One explanation for this finding could be different expression patterns of membrane bound and sCD14, respectively, depending on the underlying cause of chronic liver disease. Furthermore, pathophysiological mechanism of viral and ALD may be differently affected by endotoxins, binding of sCD14 or CD14-mediated signal transduction.
It is known that sCD14 reveals inhibitory action on lymphocyte function[54,55]. Hepatic inflammation in HCV patients is characterized by lymphocyte infiltration while in alcoholic hepatitis there is a predominant infiltration with neutrophils. Furthermore, endotoxemia has been shown to exaggerate hepatic inflammation in murine viral infections[56,57] and to be associated with the response to antiviral therapy in HCV patients[58].
The origin of endotoxemia in HCV patients seems to be multifactorial, likely depending on impaired phagocytic functions and reduced T-cell-mediated antibacterial activity[57]. Furthermore, one cannot exclude the passage of LPS from the gut flora to the blood stream, condition owing to altered intestinal permeability, similar as shown in models of ALD[11,18]. In patients with alcoholic cirrhosis, the mean endotoxin concentration was significantly higher than in patients with non-alcoholic cirrhosis and higher endotoxin concentrations were more frequently observed in patients with alcoholic cirrhosis[12]. Therefore, it may be speculated that different LPS levels in patients with ALD and patients with chronic HCV infection may indirectly account for varying pathophysiological effects of CD14-mediated signal transduction.
There are several studies indicating that alcohol potentiates the proinflammatory effects of endotoxins in hepatic diseases. Peripheral blood mononuclear cells or purified monocytes from patients with alcoholic liver cirrhosis, stimulated in vitro with LPS, displayed a marked increase of proinflammatory cytokines compared with healthy controls[15]. Furthermore, alcohol was shown to increase the expression of CD14 on Kupffer cells and subsequently increased their responsiveness to endotoxins[59,60]. Interestingly, elegant studies by Jarvelainen et al[61] in an animal model indicate that the synergistic effect of endotoxins and alcohol may vary depending on the time of exposure.
Finally, as for most genetic association studies, it has to be considered that the single nucleotide polymorphism investigated is in linkage disequilibrium to a different disease-associated genetic variation. Theoretically, this potential genetic variation may affect particularly the pathophysiology of alcoholics but not viral liver disease. However, the functional relevance of the CD14/-159 polymorphism demonstrated in several studies and the important role of LPS and CD14 signaling in the pathophysiology of chronic liver disease clearly argue against this hypothesis.
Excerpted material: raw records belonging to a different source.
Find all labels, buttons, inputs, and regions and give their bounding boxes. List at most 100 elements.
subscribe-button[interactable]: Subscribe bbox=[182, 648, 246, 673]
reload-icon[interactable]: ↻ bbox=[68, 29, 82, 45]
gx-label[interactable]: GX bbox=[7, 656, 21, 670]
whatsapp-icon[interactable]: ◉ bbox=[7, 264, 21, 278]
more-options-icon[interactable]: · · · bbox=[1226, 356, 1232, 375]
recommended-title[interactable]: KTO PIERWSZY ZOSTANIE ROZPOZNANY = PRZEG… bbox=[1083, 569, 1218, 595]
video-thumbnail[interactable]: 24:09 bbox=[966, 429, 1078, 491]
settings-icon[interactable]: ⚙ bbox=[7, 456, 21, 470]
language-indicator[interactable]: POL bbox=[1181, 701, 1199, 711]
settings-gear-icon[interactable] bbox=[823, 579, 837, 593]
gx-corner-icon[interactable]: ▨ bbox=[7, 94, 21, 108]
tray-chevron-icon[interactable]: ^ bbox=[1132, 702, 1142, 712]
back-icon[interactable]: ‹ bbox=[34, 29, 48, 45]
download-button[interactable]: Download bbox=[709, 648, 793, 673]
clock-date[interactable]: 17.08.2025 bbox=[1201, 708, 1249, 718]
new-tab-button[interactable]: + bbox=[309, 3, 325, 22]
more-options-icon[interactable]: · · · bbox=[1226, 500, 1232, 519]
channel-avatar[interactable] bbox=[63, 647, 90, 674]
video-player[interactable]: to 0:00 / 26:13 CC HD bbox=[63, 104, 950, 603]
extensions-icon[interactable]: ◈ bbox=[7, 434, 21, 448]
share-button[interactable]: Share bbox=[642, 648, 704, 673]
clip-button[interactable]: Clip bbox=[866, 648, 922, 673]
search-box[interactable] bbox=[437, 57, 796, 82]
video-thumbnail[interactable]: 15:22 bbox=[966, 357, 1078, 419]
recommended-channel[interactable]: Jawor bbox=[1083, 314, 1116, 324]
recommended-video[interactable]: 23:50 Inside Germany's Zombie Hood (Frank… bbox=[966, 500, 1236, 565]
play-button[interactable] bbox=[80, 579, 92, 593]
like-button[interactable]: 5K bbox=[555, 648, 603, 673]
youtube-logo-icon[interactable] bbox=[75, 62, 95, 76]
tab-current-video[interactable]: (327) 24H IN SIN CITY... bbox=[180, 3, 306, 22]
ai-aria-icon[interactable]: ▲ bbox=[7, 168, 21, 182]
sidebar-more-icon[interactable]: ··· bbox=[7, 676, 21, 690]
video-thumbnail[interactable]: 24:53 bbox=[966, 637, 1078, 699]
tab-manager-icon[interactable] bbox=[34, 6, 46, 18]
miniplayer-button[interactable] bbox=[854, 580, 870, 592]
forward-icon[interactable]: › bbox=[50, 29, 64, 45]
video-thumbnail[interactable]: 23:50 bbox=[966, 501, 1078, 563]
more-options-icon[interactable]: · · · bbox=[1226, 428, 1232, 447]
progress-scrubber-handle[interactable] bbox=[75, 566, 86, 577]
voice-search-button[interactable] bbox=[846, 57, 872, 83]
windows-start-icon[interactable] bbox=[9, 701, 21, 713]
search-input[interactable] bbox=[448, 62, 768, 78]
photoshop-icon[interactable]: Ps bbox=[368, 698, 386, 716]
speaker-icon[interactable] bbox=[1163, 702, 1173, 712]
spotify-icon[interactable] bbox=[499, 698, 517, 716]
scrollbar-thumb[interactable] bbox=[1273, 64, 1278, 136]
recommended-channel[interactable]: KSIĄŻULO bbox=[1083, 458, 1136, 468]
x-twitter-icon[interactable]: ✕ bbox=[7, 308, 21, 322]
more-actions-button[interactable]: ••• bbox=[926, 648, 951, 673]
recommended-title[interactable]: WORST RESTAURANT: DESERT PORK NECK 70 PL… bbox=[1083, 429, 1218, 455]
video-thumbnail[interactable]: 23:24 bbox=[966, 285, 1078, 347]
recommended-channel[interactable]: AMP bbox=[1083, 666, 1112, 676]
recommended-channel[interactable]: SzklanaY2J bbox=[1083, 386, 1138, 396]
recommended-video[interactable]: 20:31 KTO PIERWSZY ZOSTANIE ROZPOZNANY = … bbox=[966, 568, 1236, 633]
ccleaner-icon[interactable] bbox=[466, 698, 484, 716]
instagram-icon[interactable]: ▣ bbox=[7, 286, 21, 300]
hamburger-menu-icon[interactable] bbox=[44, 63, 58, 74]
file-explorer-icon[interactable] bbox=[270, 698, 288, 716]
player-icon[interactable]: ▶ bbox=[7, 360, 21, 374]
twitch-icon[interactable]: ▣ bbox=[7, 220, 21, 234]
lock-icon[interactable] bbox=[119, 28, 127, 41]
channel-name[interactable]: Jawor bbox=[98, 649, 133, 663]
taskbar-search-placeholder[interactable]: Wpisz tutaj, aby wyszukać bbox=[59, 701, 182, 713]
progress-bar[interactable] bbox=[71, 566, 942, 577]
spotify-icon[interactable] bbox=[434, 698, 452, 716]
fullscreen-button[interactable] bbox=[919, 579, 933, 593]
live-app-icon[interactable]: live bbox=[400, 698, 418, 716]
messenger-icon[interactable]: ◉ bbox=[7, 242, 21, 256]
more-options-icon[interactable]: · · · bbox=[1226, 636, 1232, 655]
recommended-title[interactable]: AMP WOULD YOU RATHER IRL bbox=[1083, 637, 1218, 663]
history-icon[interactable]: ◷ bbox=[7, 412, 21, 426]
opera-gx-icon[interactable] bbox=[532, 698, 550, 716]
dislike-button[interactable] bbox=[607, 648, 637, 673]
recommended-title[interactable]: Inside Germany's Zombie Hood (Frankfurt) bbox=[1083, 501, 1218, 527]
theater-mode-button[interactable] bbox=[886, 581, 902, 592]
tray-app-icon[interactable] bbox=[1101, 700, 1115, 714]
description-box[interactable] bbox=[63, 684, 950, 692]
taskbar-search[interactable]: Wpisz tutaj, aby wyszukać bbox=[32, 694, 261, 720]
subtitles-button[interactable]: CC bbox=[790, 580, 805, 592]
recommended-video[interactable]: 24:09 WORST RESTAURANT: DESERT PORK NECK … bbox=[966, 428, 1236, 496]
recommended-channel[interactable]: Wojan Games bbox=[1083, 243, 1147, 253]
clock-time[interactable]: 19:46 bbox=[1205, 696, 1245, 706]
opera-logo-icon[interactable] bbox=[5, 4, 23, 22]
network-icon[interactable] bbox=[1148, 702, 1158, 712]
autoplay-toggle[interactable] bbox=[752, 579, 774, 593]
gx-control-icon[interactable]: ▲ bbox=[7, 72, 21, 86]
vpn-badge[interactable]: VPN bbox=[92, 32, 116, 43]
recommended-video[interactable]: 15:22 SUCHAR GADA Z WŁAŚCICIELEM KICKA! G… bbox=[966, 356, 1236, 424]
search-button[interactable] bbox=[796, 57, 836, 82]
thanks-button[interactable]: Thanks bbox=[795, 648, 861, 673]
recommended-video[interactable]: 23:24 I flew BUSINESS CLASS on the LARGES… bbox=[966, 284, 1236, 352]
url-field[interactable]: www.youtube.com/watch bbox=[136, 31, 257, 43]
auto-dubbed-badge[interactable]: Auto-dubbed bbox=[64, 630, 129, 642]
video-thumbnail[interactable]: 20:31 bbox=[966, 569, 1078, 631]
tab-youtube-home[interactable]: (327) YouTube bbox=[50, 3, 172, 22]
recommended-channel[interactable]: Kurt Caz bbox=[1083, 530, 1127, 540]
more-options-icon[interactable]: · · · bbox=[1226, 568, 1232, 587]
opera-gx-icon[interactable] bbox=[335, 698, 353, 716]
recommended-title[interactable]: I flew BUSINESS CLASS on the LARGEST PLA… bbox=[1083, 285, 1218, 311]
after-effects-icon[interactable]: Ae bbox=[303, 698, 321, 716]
In summary, comparison of the frequency of the -159 CD14 genotypes revealed significant differences between the two etiologies of liver diseases investigated in this study. In ALD, the impact of the -159 CD14 polymorphism may vary during the course of the disease, potentially via varying effects of soluble and membrane-bound forms of CD14. It will be interesting to elucidate the importance of this CD14 polymorphism in patients with other underlying liver diseases as non alcoholic fatty or autoimmune liver disease. These studies could potentially lead to therapeutic or prevention strategies selectively for those subgroups of patients that are particularly prone for the pathophysiological effects of gut-derived endotoxins.